Electorates have a pressing responsibility to demand much more of politicians, particularly this current government, whose green achievements are very unlikely to match their promises.

The imagery of the Ouse in flood by his Palace at Bishopthorpe was arresting. Let us hope those with power use it as wisely as those words of Stephen Cottrell.

From: Dr John Cameron, Howard Place, St Andrews.

THE pre-COP26 summit in London, intended to shape the agenda and outcome of Glasgow’s ‘Green Jolly’, caused barely a ripple with the two issues which will dominate proceedings flying under the radar.

Firstly, speaking on behalf of the continent, South Africa demanded $750bn-a-year from the US, the EU and Brexit Britain to pay for its “green transition”.

This is much higher than the $100bn set for 2020 – which hasn’t arrived. And whatever is promised in Glasgow, a $750bn-a-year transfer of capital from well short of one billion ordinary taxpayers in the West to the corrupt government elites in the developing world won’t happen.

The second elephant is the reluctance of India, China et al to hobble their drive for industrial strength by renouncing the use of coal. Asia and Africa know that vastly more people die from poverty and disease each year than die from global warming and that their people can adapt to climate change without wrecking economic growth.

From: ME Wright, Harrogate.

ONCE again a West Yorkshire “transport revolution” is in the air (The Yorkshire Post, August 2).
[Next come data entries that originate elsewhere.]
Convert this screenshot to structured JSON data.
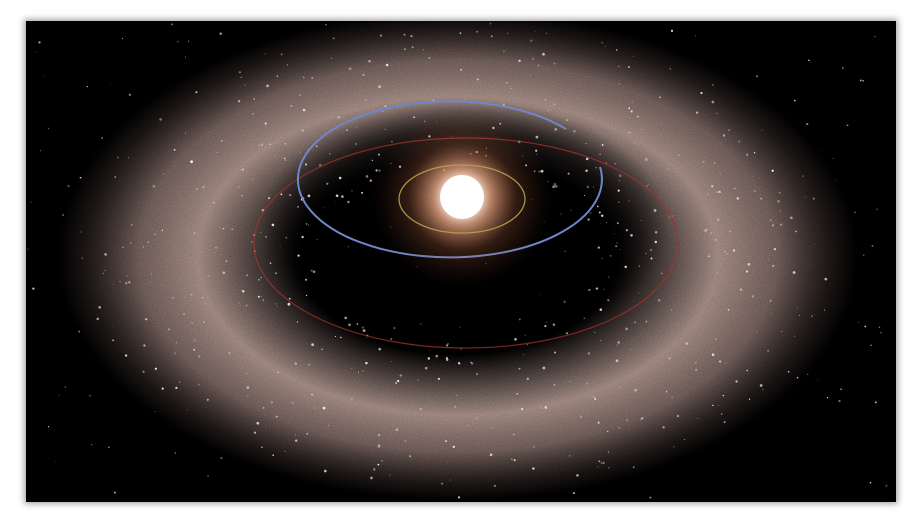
{
  "image": {
    "subject": "debris-disk-illustration",
    "colors": {
      "space": "#000000",
      "dust": "#c9aaa0",
      "star_core": "#ffffff",
      "star_glow": "#f4b08c",
      "inner_orbit": "#b8a24a",
      "middle_orbit": "#6f86c9",
      "outer_orbit": "#a8322a",
      "frame": "#ffffff"
    }
  }
}
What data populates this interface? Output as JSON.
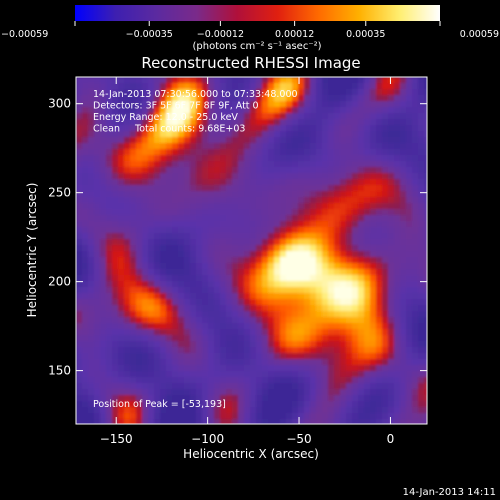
{
  "chart_data": {
    "type": "heatmap",
    "title": "Reconstructed RHESSI Image",
    "xlabel": "Heliocentric X (arcsec)",
    "ylabel": "Heliocentric Y (arcsec)",
    "xlim": [
      -172,
      20
    ],
    "ylim": [
      120,
      315
    ],
    "x_ticks": [
      {
        "value": -150,
        "label": "−150"
      },
      {
        "value": -100,
        "label": "−100"
      },
      {
        "value": -50,
        "label": "−50"
      },
      {
        "value": 0,
        "label": "0"
      }
    ],
    "y_ticks": [
      {
        "value": 150,
        "label": "150"
      },
      {
        "value": 200,
        "label": "200"
      },
      {
        "value": 250,
        "label": "250"
      },
      {
        "value": 300,
        "label": "300"
      }
    ],
    "colorbar": {
      "range": [
        -0.00059,
        0.00059
      ],
      "ticks": [
        {
          "value": -0.00059,
          "label": "−0.00059"
        },
        {
          "value": -0.00035,
          "label": "−0.00035"
        },
        {
          "value": -0.00012,
          "label": "−0.00012"
        },
        {
          "value": 0.00012,
          "label": "0.00012"
        },
        {
          "value": 0.00035,
          "label": "0.00035"
        },
        {
          "value": 0.00059,
          "label": "0.00059"
        }
      ],
      "unit_label": "(photons cm⁻² s⁻¹ asec⁻²)",
      "colors": [
        "#0000ff",
        "#3d1fb0",
        "#5b2aa0",
        "#7a2a8a",
        "#b0103a",
        "#e02010",
        "#ff6a00",
        "#ffb000",
        "#ffee70",
        "#ffffff"
      ]
    },
    "annotations": [
      "14-Jan-2013 07:30:56.000 to 07:33:48.000",
      "Detectors: 3F 5F 6F 7F 8F 9F, Att 0",
      "Energy Range: 12.0 - 25.0 keV",
      "Clean     Total counts: 9.68E+03"
    ],
    "peak_label": "Position of Peak = [-53,193]",
    "bright_regions": [
      {
        "x": -58,
        "y": 207,
        "value": 0.00059
      },
      {
        "x": -42,
        "y": 175,
        "value": 0.00052
      },
      {
        "x": -22,
        "y": 238,
        "value": 0.00046
      },
      {
        "x": -12,
        "y": 195,
        "value": 0.0004
      },
      {
        "x": -120,
        "y": 295,
        "value": 0.00042
      },
      {
        "x": -150,
        "y": 265,
        "value": 0.00038
      },
      {
        "x": -140,
        "y": 185,
        "value": 0.00036
      },
      {
        "x": -70,
        "y": 300,
        "value": 0.0003
      },
      {
        "x": -95,
        "y": 255,
        "value": 0.00026
      },
      {
        "x": 8,
        "y": 140,
        "value": 0.00022
      }
    ]
  },
  "footer": {
    "date": "14-Jan-2013 14:11"
  }
}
This involves eight mayoral authorities bidding for a share of £4.2bn.

It sounds rather like a shouting match in which the loudest voice gets the most. Did London, Manchester, Sheffield, Birmingham and Nottingham have to compete in this way, or did they demonstrate an irresistible need for the funding of vital public services? Leeds has been doing this for decades, yet remains rooted in the 1960s. I would love to share Mayor Tracy Brabin’s optimism and hope that my cynicism is confounded.